Regulation and the CISO – A Suggested Approach From the CISO Community
How should the CISO be regulated? What considerations should the government look at when regulating the CISO? Can regulation become an agile process? These and other questions are addressed in our new Team8 CISO Village report: Regulation and the CISO – A Suggested Approach From the CISO Community, written by Chris Inglis, Amit Ashkenazi, and myself, in response to the White House RFI on the subject of cyber security regulation harmonization.
The response is now available for download here.
The National Cybersecurity strategy calls for “fundamental shifts” in the allocation of “roles, responsibilities, and resources in cyberspace” while aiming for a greater share of the burden of mitigating risk by the private sector and increasing incentives for long-term investment in cybersecurity. We, as a community, support the government’s desire to improve the security of the industry and the safety of our customers and citizens.
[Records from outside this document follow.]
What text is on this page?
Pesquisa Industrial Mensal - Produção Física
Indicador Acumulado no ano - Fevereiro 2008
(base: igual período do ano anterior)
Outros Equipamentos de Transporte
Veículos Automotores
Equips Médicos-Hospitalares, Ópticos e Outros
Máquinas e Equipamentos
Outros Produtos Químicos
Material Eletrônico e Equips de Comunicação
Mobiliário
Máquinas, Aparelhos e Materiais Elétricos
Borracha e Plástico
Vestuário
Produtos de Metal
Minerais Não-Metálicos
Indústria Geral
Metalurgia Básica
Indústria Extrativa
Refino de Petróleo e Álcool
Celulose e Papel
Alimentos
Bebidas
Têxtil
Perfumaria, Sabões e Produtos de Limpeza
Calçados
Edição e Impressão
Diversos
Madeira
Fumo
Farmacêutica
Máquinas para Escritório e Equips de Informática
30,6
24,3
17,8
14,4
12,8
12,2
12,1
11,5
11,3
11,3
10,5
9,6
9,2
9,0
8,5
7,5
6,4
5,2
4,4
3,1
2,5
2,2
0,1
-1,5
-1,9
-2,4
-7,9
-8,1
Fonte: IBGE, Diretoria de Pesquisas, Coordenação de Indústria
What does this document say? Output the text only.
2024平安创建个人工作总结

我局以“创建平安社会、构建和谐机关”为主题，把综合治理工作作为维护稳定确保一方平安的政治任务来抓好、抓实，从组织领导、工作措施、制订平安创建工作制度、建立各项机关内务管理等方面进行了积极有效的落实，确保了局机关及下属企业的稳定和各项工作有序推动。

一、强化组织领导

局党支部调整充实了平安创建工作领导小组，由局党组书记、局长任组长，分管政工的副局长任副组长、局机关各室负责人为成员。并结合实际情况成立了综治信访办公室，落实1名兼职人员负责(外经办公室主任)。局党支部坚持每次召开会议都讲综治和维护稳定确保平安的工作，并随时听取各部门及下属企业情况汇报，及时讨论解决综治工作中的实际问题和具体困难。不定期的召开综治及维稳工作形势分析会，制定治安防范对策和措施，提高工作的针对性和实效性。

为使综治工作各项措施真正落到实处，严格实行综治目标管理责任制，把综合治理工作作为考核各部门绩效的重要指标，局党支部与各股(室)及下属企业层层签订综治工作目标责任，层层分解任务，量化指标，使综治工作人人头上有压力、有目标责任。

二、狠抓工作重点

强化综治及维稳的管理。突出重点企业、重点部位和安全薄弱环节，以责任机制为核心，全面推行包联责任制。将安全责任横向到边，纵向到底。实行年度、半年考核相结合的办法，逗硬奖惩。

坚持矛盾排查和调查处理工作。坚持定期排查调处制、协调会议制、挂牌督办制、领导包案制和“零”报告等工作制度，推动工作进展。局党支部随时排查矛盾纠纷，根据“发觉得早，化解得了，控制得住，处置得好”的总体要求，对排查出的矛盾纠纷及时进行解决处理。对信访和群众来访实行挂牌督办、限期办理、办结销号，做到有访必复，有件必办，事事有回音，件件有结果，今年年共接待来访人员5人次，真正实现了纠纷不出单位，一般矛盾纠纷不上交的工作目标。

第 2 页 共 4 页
We believe that this strategy will help us all meet these objectives.
The importance of effective CISO engagement is even more crucial to reduce cybersecurity legal exposure in the age of AI. To enable organizations to harness the benefits of this developing new technology, CISOs, and regulators need to cooperate to ensure adequate, effective, and non-excessive risk management and mitigation.
Achieving these ambitious goals requires a change of regulatory mindset, one that recognizes the complex nature of the cybersecurity mission, spanning technical knowledge, economic incentives, and affecting organizational culture.
This new regulatory mindset can benefit from concepts of “agile regulation” to create a new regulatory ecosystem. A key element of this new regulatory ecosystem can be creating frameworks that engage the CISO community without creating excessive legal or regulatory exposure.